8. Subject is capable of understanding and complying with parameters as outlined in the protocol and able to sign and date the informed consent approved by an Independent Ethics Committee (IEC)/Institutional Review Board (IRB), prior to the initiation of any screening or study-specific procedures.

Exclusion Criteria

1. Subject is diagnosed with brain metastases > 28 days prior to Treatment Day 1;
2. Subject received any prior form of cranial radiation and/or neurosurgery for their brain metastases;
3. Subjects last dose of anti-cancer therapy or investigational therapy was ≤ 7 days prior to Treatment Day 1. Subjects may continue to receive Bisphosphonates, steroids, such as inhaled steroids for asthma, topical steroids, or replacement/stress corticosteroids, and medroxyprogesterone during the study if started prior totreatment with veliparib/placebo and WBRT;
4. Subject has a Karnofsky Performance Score (KPS) of < 70;
5. Subject has clinically significant dyspnea requiring supplemental oxygen therapy;
6. Subject has liver metastases (restaging is not required for known liver metastases);
7. Subject has more than 2 sites (organ systems) of metastases from NSCLC (restaging is not required for subjects with more than 2 known sites of metastases) with the exception of the following:
   1. Intra-cranial sites of metastases from NSCLC;
   2. Thoracic sites of metastases from NSCLC; and
   3. Bone metastases.
8. Subject has leptomeningeal metastases or subarachnoid spread of tumor as demonstrated on a MRI brain scan;
9. Subject has unresolved or unstable, serious toxicity from prior administration of another investigational drug and/or prior anti-cancer treatment;
10. Subject has a known seizure disorder that is uncontrolled, or has seizures occurring greater than or equal to 3 times a week over the past month.
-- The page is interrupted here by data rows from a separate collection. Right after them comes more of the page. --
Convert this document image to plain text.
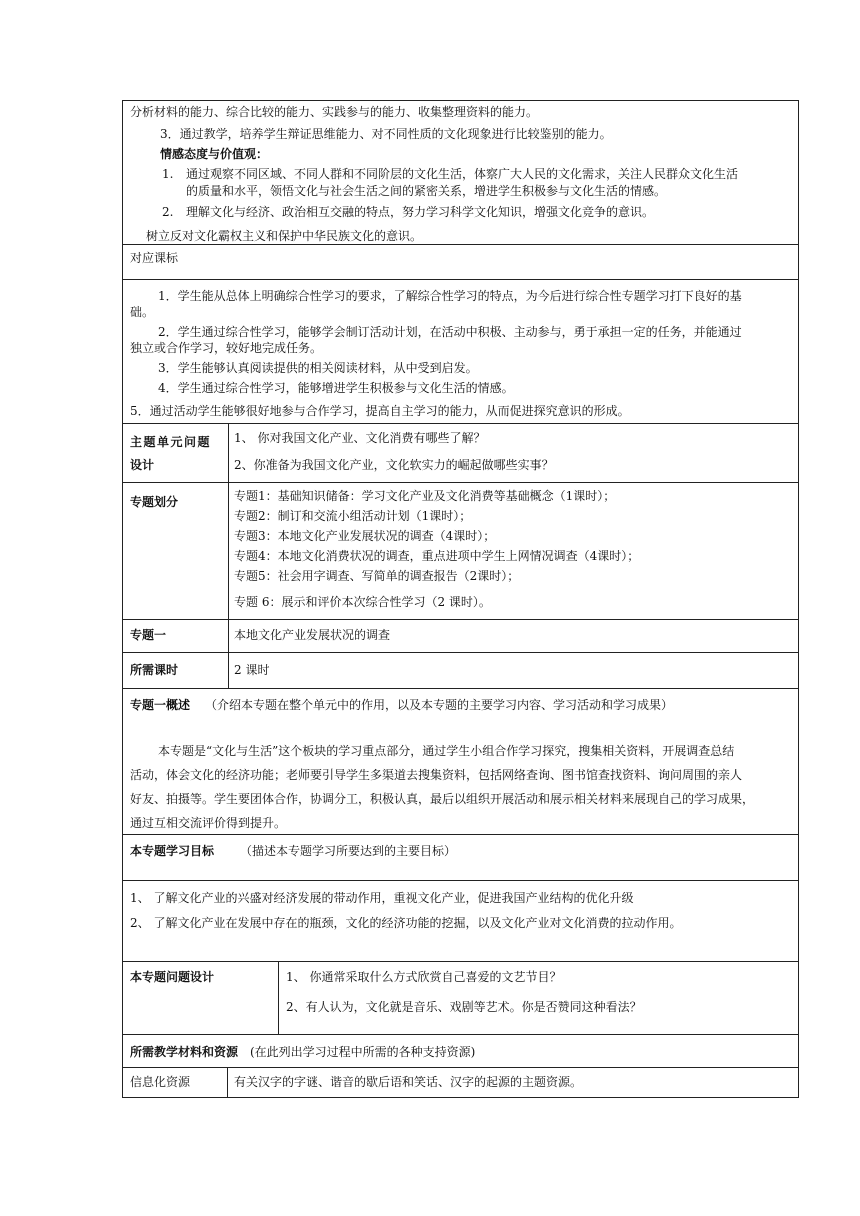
分析材料的能力、综合比较的能力、实践参与的能力、收集整理资料的能力。
3．通过教学，培养学生辩证思维能力、对不同性质的文化现象进行比较鉴别的能力。
情感态度与价值观：
1. 通过观察不同区域、不同人群和不同阶层的文化生活，体察广大人民的文化需求，关注人民群众文化生活
的质量和水平，领悟文化与社会生活之间的紧密关系，增进学生积极参与文化生活的情感。
2. 理解文化与经济、政治相互交融的特点，努力学习科学文化知识，增强文化竞争的意识。
树立反对文化霸权主义和保护中华民族文化的意识。
对应课标
1．学生能从总体上明确综合性学习的要求，了解综合性学习的特点，为今后进行综合性专题学习打下良好的基
础。
2．学生通过综合性学习，能够学会制订活动计划，在活动中积极、主动参与，勇于承担一定的任务，并能通过
独立或合作学习，较好地完成任务。
3．学生能够认真阅读提供的相关阅读材料，从中受到启发。
4．学生通过综合性学习，能够增进学生积极参与文化生活的情感。
5．通过活动学生能够很好地参与合作学习，提高自主学习的能力，从而促进探究意识的形成。
主题单元问题
设计
1、 你对我国文化产业、文化消费有哪些了解？
2、你准备为我国文化产业，文化软实力的崛起做哪些实事？
专题划分	专题1：基础知识储备：学习文化产业及文化消费等基础概念（1课时）；
专题2：制订和交流小组活动计划（1课时）；
专题3：本地文化产业发展状况的调查（4课时）；
专题4：本地文化消费状况的调查，重点进项中学生上网情况调查（4课时）；
专题5：社会用字调查、写简单的调查报告（2课时）；
专题 6：展示和评价本次综合性学习（2 课时）。
专题一	本地文化产业发展状况的调查
所需课时	2 课时
专题一概述 （介绍本专题在整个单元中的作用，以及本专题的主要学习内容、学习活动和学习成果）
本专题是“文化与生活”这个板块的学习重点部分，通过学生小组合作学习探究，搜集相关资料，开展调查总结
活动，体会文化的经济功能；老师要引导学生多渠道去搜集资料，包括网络查询、图书馆查找资料、询问周围的亲人
好友、拍摄等。学生要团体合作，协调分工，积极认真，最后以组织开展活动和展示相关材料来展现自己的学习成果，
通过互相交流评价得到提升。
本专题学习目标 （描述本专题学习所要达到的主要目标）
1、 了解文化产业的兴盛对经济发展的带动作用，重视文化产业，促进我国产业结构的优化升级
2、 了解文化产业在发展中存在的瓶颈，文化的经济功能的挖掘，以及文化产业对文化消费的拉动作用。
本专题问题设计	1、 你通常采取什么方式欣赏自己喜爱的文艺节目？
2、有人认为，文化就是音乐、戏剧等艺术。你是否赞同这种看法？
所需教学材料和资源 (在此列出学习过程中所需的各种支持资源)
信息化资源	有关汉字的字谜、谐音的歇后语和笑话、汉字的起源的主题资源。
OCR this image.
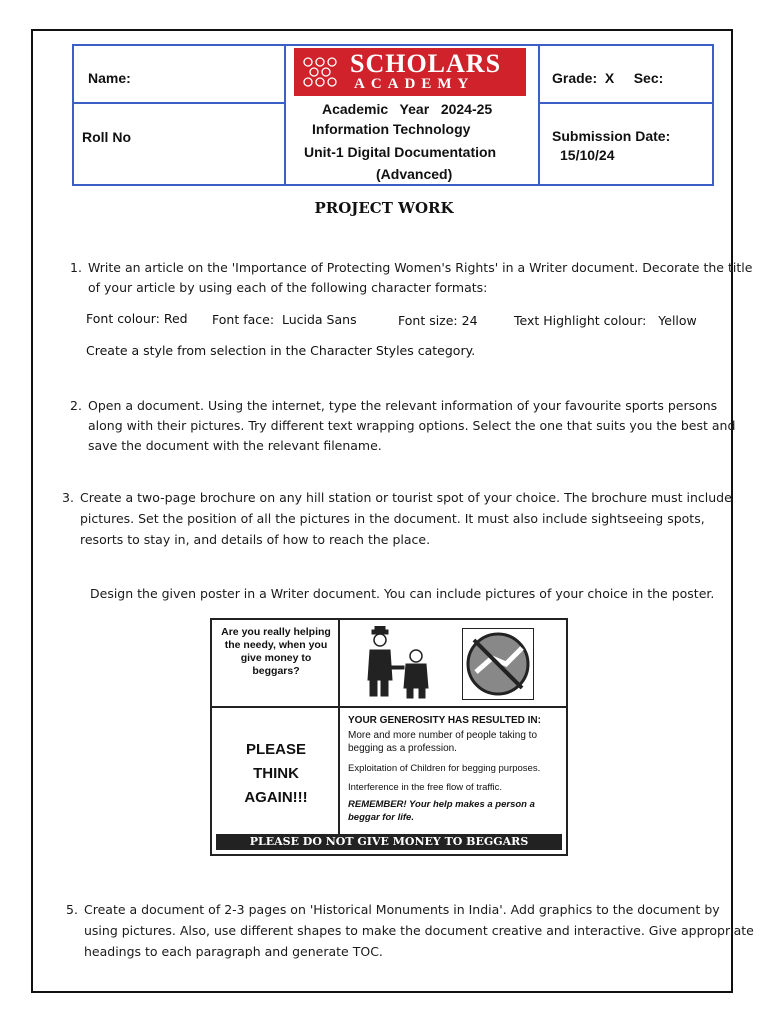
Name:
Roll No
Grade:  X     Sec:
Submission Date:
15/10/24
SCHOLARS
ACADEMY
Academic   Year   2024-25
Information Technology
Unit-1 Digital Documentation
(Advanced)
PROJECT WORK
1. Write an article on the 'Importance of Protecting Women's Rights' in a Writer document. Decorate the title
of your article by using each of the following character formats:
Font colour: Red Font face:  Lucida Sans	Font size: 24	Text Highlight colour:   Yellow
Create a style from selection in the Character Styles category.
2. Open a document. Using the internet, type the relevant information of your favourite sports persons
along with their pictures. Try different text wrapping options. Select the one that suits you the best and
save the document with the relevant filename.
3. Create a two-page brochure on any hill station or tourist spot of your choice. The brochure must include
pictures. Set the position of all the pictures in the document. It must also include sightseeing spots,
resorts to stay in, and details of how to reach the place.
Design the given poster in a Writer document. You can include pictures of your choice in the poster.
Are you really helping the needy, when you give money to beggars?
PLEASE
THINK
AGAIN!!!
YOUR GENEROSITY HAS RESULTED IN:
More and more number of people taking to begging as a profession.
Exploitation of Children for begging purposes.
Interference in the free flow of traffic.
REMEMBER! Your help makes a person a beggar for life.
PLEASE DO NOT GIVE MONEY TO BEGGARS
5. Create a document of 2-3 pages on 'Historical Monuments in India'. Add graphics to the document by
using pictures. Also, use different shapes to make the document creative and interactive. Give appropriate
headings to each paragraph and generate TOC.
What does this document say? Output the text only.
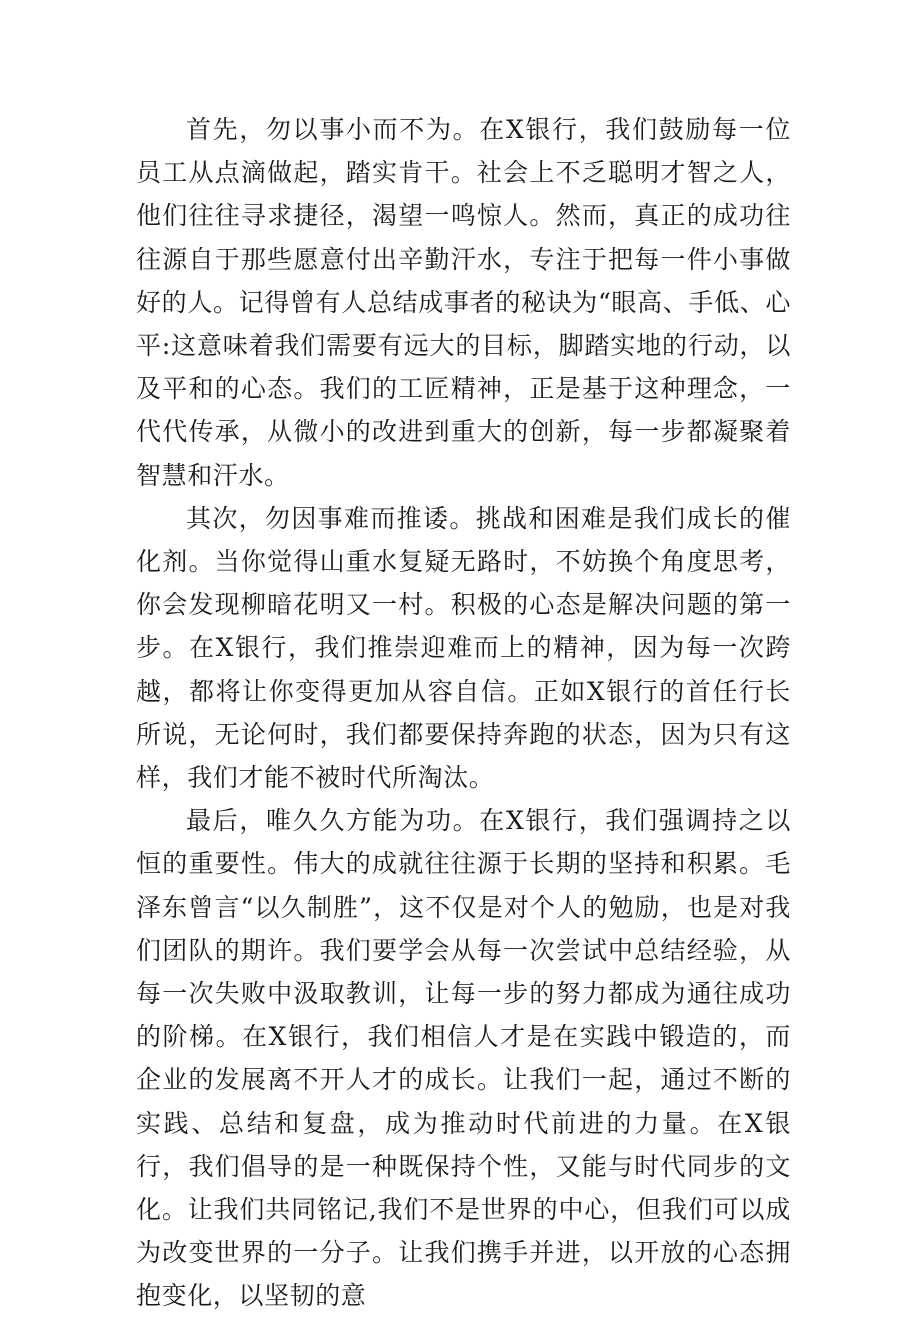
首先，勿以事小而不为。在X银行，我们鼓励每一位员工从点滴做起，踏实肯干。社会上不乏聪明才智之人，他们往往寻求捷径，渴望一鸣惊人。然而，真正的成功往往源自于那些愿意付出辛勤汗水，专注于把每一件小事做好的人。记得曾有人总结成事者的秘诀为“眼高、手低、心平:这意味着我们需要有远大的目标，脚踏实地的行动，以及平和的心态。我们的工匠精神，正是基于这种理念，一代代传承，从微小的改进到重大的创新，每一步都凝聚着智慧和汗水。

其次，勿因事难而推诿。挑战和困难是我们成长的催化剂。当你觉得山重水复疑无路时，不妨换个角度思考，你会发现柳暗花明又一村。积极的心态是解决问题的第一步。在X银行，我们推崇迎难而上的精神，因为每一次跨越，都将让你变得更加从容自信。正如X银行的首任行长所说，无论何时，我们都要保持奔跑的状态，因为只有这样，我们才能不被时代所淘汰。

最后，唯久久方能为功。在X银行，我们强调持之以恒的重要性。伟大的成就往往源于长期的坚持和积累。毛泽东曾言“以久制胜”，这不仅是对个人的勉励，也是对我们团队的期许。我们要学会从每一次尝试中总结经验，从每一次失败中汲取教训，让每一步的努力都成为通往成功的阶梯。在X银行，我们相信人才是在实践中锻造的，而企业的发展离不开人才的成长。让我们一起，通过不断的实践、总结和复盘，成为推动时代前进的力量。在X银行，我们倡导的是一种既保持个性，又能与时代同步的文化。让我们共同铭记,我们不是世界的中心，但我们可以成为改变世界的一分子。让我们携手并进，以开放的心态拥抱变化，以坚韧的意
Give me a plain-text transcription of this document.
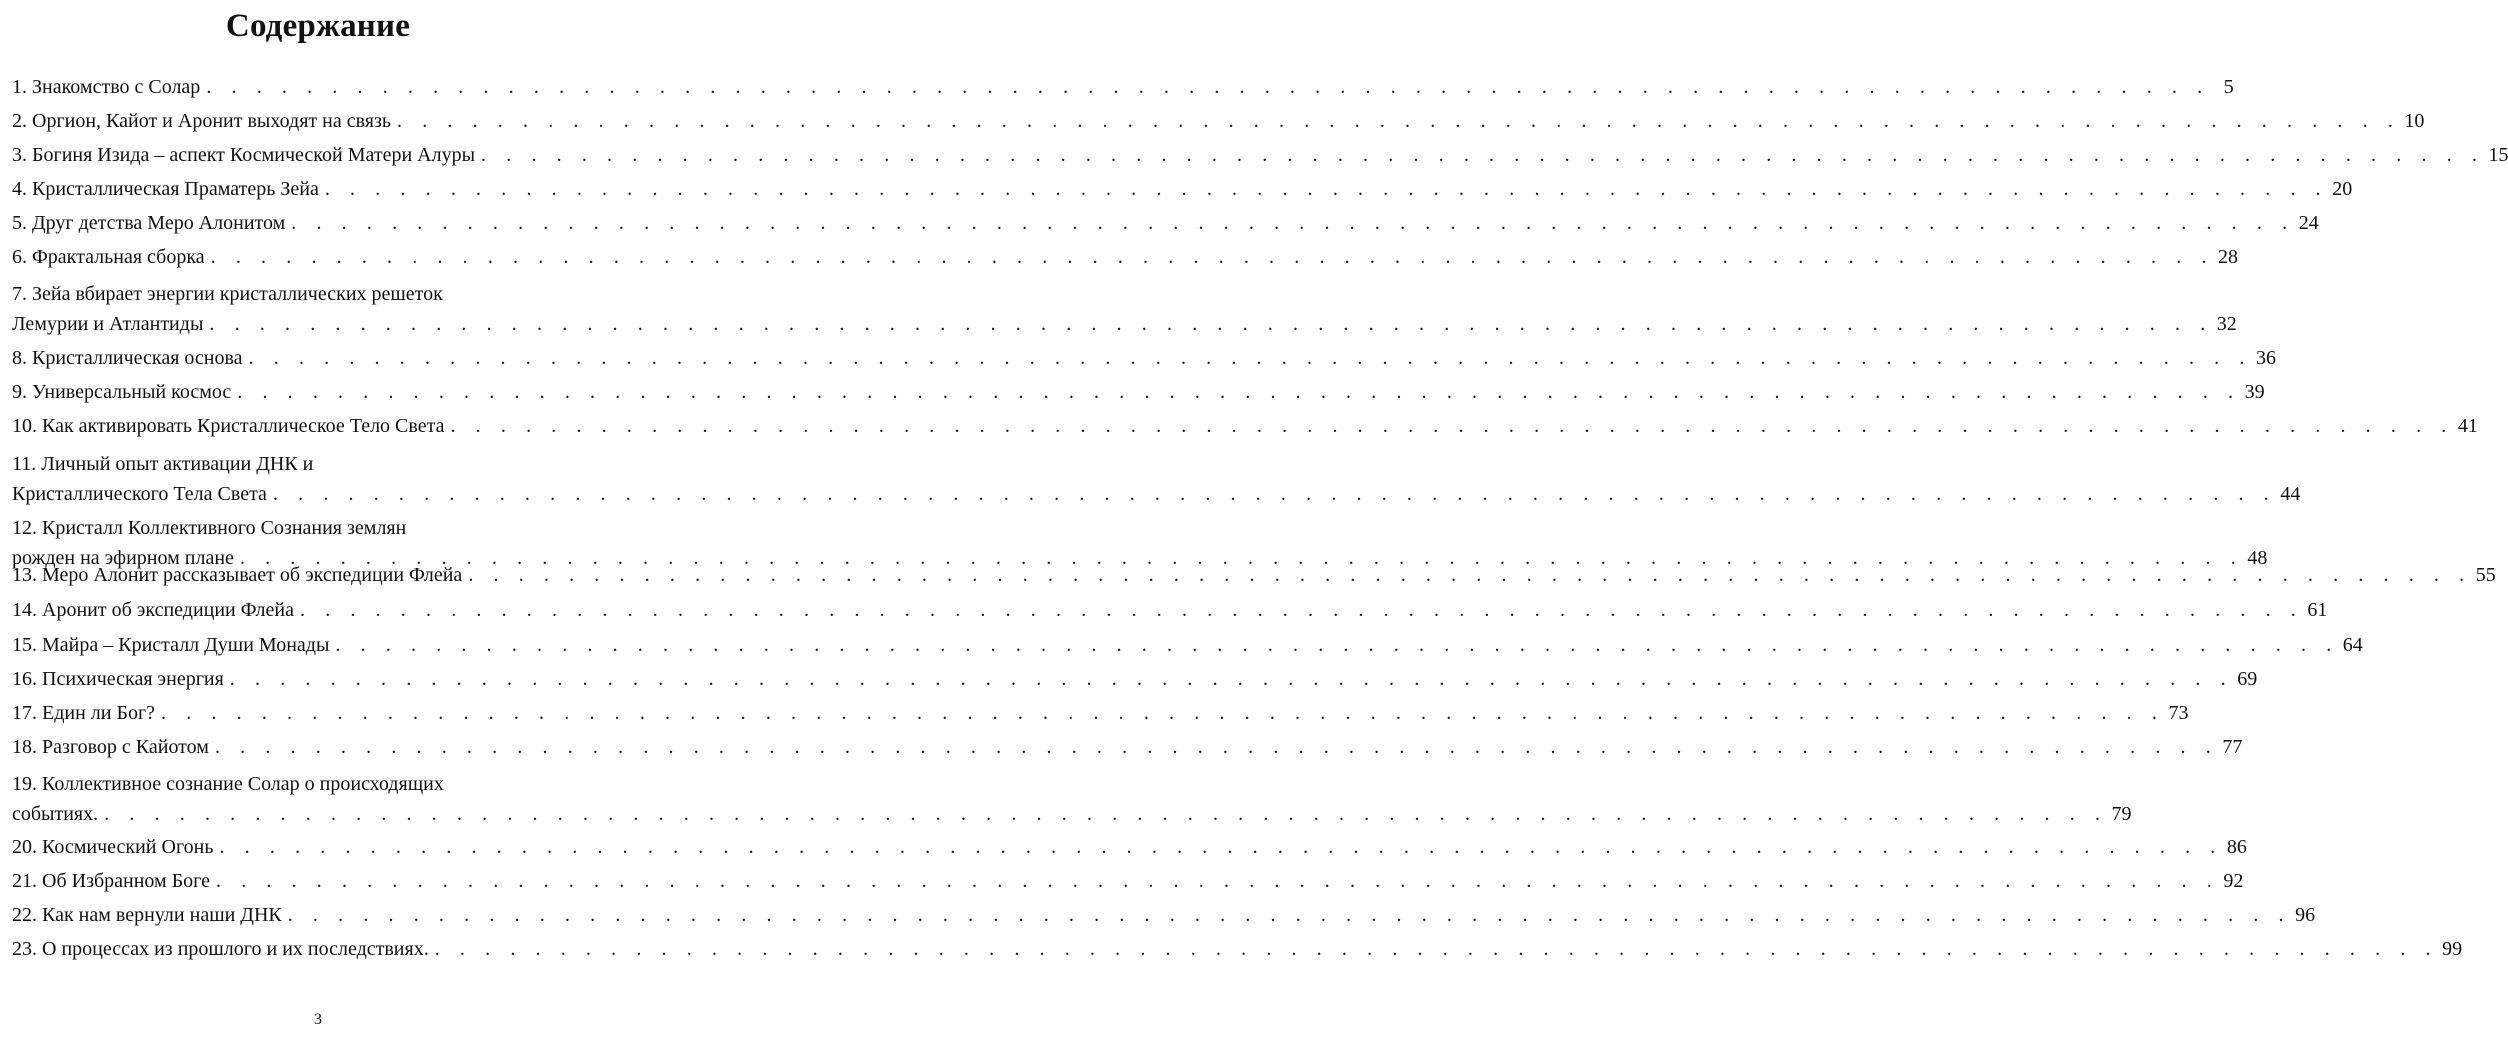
Содержание
1. Знакомство с Солар . . . . . . . . . . . . . . . . . . . . . . . . . . . . . . . . . . . . . . . . . . . . . . . . . . . . . . . . . . . . . . . . . . . . . . . . . . . . . . . . 5
2. Оргион, Кайот и Аронит выходят на связь . . . . . . . . . . . . . . . . . . . . . . . . . . . . . . . . . . . . . . . . . . . . . . . . . . . . . . . . . . . . . . . . . . . . . . . . . . . . . . . . 10
3. Богиня Изида – аспект Космической Матери Алуры . . . . . . . . . . . . . . . . . . . . . . . . . . . . . . . . . . . . . . . . . . . . . . . . . . . . . . . . . . . . . . . . . . . . . . . . . . . . . . . . 15
4. Кристаллическая Праматерь Зейа . . . . . . . . . . . . . . . . . . . . . . . . . . . . . . . . . . . . . . . . . . . . . . . . . . . . . . . . . . . . . . . . . . . . . . . . . . . . . . . . 20
5. Друг детства Меро Алонитом . . . . . . . . . . . . . . . . . . . . . . . . . . . . . . . . . . . . . . . . . . . . . . . . . . . . . . . . . . . . . . . . . . . . . . . . . . . . . . . . 24
6. Фрактальная сборка . . . . . . . . . . . . . . . . . . . . . . . . . . . . . . . . . . . . . . . . . . . . . . . . . . . . . . . . . . . . . . . . . . . . . . . . . . . . . . . . 28
7. Зейа вбирает энергии кристаллических решеток
Лемурии и Атлантиды . . . . . . . . . . . . . . . . . . . . . . . . . . . . . . . . . . . . . . . . . . . . . . . . . . . . . . . . . . . . . . . . . . . . . . . . . . . . . . . . 32
8. Кристаллическая основа . . . . . . . . . . . . . . . . . . . . . . . . . . . . . . . . . . . . . . . . . . . . . . . . . . . . . . . . . . . . . . . . . . . . . . . . . . . . . . . . 36
9. Универсальный космос . . . . . . . . . . . . . . . . . . . . . . . . . . . . . . . . . . . . . . . . . . . . . . . . . . . . . . . . . . . . . . . . . . . . . . . . . . . . . . . . 39
10. Как активировать Кристаллическое Тело Света . . . . . . . . . . . . . . . . . . . . . . . . . . . . . . . . . . . . . . . . . . . . . . . . . . . . . . . . . . . . . . . . . . . . . . . . . . . . . . . . 41
11. Личный опыт активации ДНК и
Кристаллического Тела Света . . . . . . . . . . . . . . . . . . . . . . . . . . . . . . . . . . . . . . . . . . . . . . . . . . . . . . . . . . . . . . . . . . . . . . . . . . . . . . . . 44
12. Кристалл Коллективного Сознания землян
рожден на эфирном плане . . . . . . . . . . . . . . . . . . . . . . . . . . . . . . . . . . . . . . . . . . . . . . . . . . . . . . . . . . . . . . . . . . . . . . . . . . . . . . . . 48
13. Меро Алонит рассказывает об экспедиции Флейа . . . . . . . . . . . . . . . . . . . . . . . . . . . . . . . . . . . . . . . . . . . . . . . . . . . . . . . . . . . . . . . . . . . . . . . . . . . . . . . . 55
14. Аронит об экспедиции Флейа . . . . . . . . . . . . . . . . . . . . . . . . . . . . . . . . . . . . . . . . . . . . . . . . . . . . . . . . . . . . . . . . . . . . . . . . . . . . . . . . 61
15. Майра – Кристалл Души Монады . . . . . . . . . . . . . . . . . . . . . . . . . . . . . . . . . . . . . . . . . . . . . . . . . . . . . . . . . . . . . . . . . . . . . . . . . . . . . . . . 64
16. Психическая энергия . . . . . . . . . . . . . . . . . . . . . . . . . . . . . . . . . . . . . . . . . . . . . . . . . . . . . . . . . . . . . . . . . . . . . . . . . . . . . . . . 69
17. Един ли Бог? . . . . . . . . . . . . . . . . . . . . . . . . . . . . . . . . . . . . . . . . . . . . . . . . . . . . . . . . . . . . . . . . . . . . . . . . . . . . . . . . 73
18. Разговор с Кайотом . . . . . . . . . . . . . . . . . . . . . . . . . . . . . . . . . . . . . . . . . . . . . . . . . . . . . . . . . . . . . . . . . . . . . . . . . . . . . . . . 77
19. Коллективное сознание Солар о происходящих
событиях. . . . . . . . . . . . . . . . . . . . . . . . . . . . . . . . . . . . . . . . . . . . . . . . . . . . . . . . . . . . . . . . . . . . . . . . . . . . . . . . . 79
20. Космический Огонь . . . . . . . . . . . . . . . . . . . . . . . . . . . . . . . . . . . . . . . . . . . . . . . . . . . . . . . . . . . . . . . . . . . . . . . . . . . . . . . . 86
21. Об Избранном Боге . . . . . . . . . . . . . . . . . . . . . . . . . . . . . . . . . . . . . . . . . . . . . . . . . . . . . . . . . . . . . . . . . . . . . . . . . . . . . . . . 92
22. Как нам вернули наши ДНК . . . . . . . . . . . . . . . . . . . . . . . . . . . . . . . . . . . . . . . . . . . . . . . . . . . . . . . . . . . . . . . . . . . . . . . . . . . . . . . . 96
23. О процессах из прошлого и их последствиях. . . . . . . . . . . . . . . . . . . . . . . . . . . . . . . . . . . . . . . . . . . . . . . . . . . . . . . . . . . . . . . . . . . . . . . . . . . . . . . . . 99
3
Subjects presenting with symptoms of seizures from the brain metastases are eligible; however he/she should receive adequate anti-seizure medication prior to study treatment;
11. Subject is pregnant or lactating;
12. Subject has previously been treated with a PARP inhibitor as an investigational agent;
13. Subject has clinically significant and uncontrolled major medical condition(s) including but not limited to:
    1. Uncontrolled nausea/vomiting /diarrhea;
    2. Active uncontrolled infection requiring intravenous antibiotics;
    3. Non-cancer related neurologic or neurodegenerative condition;
    4. Symptomatic congestive heart failure;
    5. Unstable angina pectoris or cardiac arrhythmia;
    6. Psychiatric illness/social situation that would limit compliance with study requirements;
    7. Any medical condition which, in the opinion of the Investigator, places the subject at an unacceptably high risk for toxicities;
    8. Significant fluid retention, including ascites or pleural effusion, may be allowed at the discretion of the Investigator.
14. Subject has a history of another active cancer within the past 5 years except:
    1. Cervical cancer in situ;
    2. In situ carcinoma of the bladder;
    3. Basal or squamous cell carcinoma of the skin;
    4. Or other cancer in situ that is considered cured.